Saying ‘No’

Saying ‘No’

Saying no to our kids can be hard for a myriad reasons…we don’t want our kids to feel bad, we want to avoid power struggles, we don’t want to feel “rejection” from our kids, we want to avoid conflict.  But, as my friend Kathleen Burns Kingsbury says, saying no is a gift.  It prepares our kids for the disappointments that life will inevitably throw their way, much as we’d like to protect them.

When we say no to our kids, we are setting boundaries.  Some are safetly boundaries.  No, don’t touch that. Others are limitation boundaries.  No, you can’t stay up til midnight on a school night.
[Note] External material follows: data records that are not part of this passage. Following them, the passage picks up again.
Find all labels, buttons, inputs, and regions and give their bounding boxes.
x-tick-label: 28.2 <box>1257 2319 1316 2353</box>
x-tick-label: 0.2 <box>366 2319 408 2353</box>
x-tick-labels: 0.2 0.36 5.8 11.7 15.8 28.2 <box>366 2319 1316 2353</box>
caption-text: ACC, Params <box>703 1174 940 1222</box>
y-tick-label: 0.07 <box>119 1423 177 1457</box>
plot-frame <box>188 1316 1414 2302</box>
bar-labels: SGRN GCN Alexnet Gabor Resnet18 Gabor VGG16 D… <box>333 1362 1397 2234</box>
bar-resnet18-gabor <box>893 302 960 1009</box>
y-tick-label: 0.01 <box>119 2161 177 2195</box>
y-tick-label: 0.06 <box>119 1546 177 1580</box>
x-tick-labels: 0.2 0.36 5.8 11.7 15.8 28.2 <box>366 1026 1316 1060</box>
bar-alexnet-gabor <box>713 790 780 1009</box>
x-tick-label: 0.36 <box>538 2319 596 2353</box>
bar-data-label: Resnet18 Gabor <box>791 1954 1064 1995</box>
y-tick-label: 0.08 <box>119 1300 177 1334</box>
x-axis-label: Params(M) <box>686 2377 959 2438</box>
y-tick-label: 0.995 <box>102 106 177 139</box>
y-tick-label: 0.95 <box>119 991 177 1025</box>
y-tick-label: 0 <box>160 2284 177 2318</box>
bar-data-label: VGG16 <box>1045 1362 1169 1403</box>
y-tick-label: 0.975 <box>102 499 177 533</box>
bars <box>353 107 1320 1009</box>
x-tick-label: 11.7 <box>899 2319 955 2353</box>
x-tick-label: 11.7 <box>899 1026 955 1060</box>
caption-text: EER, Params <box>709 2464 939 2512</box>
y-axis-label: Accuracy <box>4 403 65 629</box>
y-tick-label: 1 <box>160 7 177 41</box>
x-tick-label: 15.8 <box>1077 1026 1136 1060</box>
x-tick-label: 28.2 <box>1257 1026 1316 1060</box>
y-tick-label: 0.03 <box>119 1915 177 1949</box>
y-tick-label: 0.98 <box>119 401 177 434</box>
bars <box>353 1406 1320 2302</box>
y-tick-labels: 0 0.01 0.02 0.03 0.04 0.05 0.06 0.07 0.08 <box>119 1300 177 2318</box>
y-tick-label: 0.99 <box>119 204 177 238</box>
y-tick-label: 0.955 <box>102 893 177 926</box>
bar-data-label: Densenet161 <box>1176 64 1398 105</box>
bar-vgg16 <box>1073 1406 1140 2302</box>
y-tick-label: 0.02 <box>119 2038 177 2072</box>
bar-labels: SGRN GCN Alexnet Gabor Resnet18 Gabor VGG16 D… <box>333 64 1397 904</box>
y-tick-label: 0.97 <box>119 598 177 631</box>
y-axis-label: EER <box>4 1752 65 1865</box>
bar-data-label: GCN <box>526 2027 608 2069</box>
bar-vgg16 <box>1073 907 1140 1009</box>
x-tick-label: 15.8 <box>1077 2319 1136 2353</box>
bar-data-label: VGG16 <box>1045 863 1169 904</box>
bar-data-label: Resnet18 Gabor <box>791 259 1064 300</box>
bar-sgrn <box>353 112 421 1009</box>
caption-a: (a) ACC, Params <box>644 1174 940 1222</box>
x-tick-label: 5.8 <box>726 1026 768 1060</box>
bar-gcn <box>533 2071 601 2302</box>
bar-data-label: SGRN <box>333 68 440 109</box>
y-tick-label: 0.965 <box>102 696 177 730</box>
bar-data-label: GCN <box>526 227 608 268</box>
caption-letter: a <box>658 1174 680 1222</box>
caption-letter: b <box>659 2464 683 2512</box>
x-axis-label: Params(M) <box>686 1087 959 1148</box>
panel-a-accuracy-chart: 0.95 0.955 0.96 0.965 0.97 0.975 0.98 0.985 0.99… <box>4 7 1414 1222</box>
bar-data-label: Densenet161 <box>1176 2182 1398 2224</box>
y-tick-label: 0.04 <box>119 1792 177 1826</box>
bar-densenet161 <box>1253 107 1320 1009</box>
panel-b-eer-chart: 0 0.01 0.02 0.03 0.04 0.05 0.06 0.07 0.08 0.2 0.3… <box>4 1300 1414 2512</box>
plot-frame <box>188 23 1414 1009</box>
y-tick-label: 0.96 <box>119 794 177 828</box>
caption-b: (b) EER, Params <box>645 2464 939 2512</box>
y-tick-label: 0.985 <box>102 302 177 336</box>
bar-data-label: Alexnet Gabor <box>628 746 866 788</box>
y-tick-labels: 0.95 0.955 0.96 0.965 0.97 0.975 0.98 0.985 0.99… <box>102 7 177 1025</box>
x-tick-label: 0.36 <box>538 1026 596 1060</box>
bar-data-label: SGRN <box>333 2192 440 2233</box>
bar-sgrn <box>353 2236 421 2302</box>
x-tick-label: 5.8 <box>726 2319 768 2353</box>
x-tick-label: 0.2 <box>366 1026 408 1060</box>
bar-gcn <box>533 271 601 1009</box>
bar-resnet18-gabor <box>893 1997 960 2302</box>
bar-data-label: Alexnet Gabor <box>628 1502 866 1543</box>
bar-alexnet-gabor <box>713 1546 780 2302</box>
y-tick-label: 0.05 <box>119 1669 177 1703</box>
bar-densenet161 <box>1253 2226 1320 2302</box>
The key is to accompagny your no with your why.  Your why offers an explanation that kids need to make sense of their world.

That pot has boiling water in it.  If you touch it, you’ll hurt yourself.  Safety.  If you stay up late you’ll be tired tomorrow and it will be harder to concentrate. Limitation.

Now, kids being kids, they may not agree with you.  But they’re going to have to trust you on the safety issues.  As for the limitations, offering an alternative can be a useful strategy.  No, you can’t stay up til midnight tonight, but I’ll let you do that on Friday night. Besides this may be a good opportunity for you to prove that on Saturday, your little cherub has morphed into a cranky, little Frankenstein.  It’s nice to have those little examples to pull out the next time around.  🙂

The good news?  The more prepared you are to say no, and mean it, the less you’ll find yourself saying it.

The Money Connection:  There’s probably not a parent on the planet who hasn’t struggled with saying no to a pleading child in the checkout line.  Yes is so much easier.  But the same principles apply when money is involved.  We need to help our kids develop reasonable expectations and learn to deal with life’s little disappointments.  It’s okay to say no, I’m not going to buy that candy because it’s not in this weeks budget. Yes may be easier in the short run, but no will give them skills for life.

To help minimize potential power struggles, here are two tips that can make your life just a little easier:

Give your kids an allowance.  An allowance practically extinguishes all traces of the I wannas in addition to providing them with important money skills.  But it needs to be done correctly.  Click here for allowance tips.

Choice of an item.  For younger kids who tend to be with you when you’re grocery shopping, allow them to choose one item to place in the cart.  This has the added benefit of keeping them busy!  Of course, set up the parameters of the choice, such as no gum or no items over $3.00.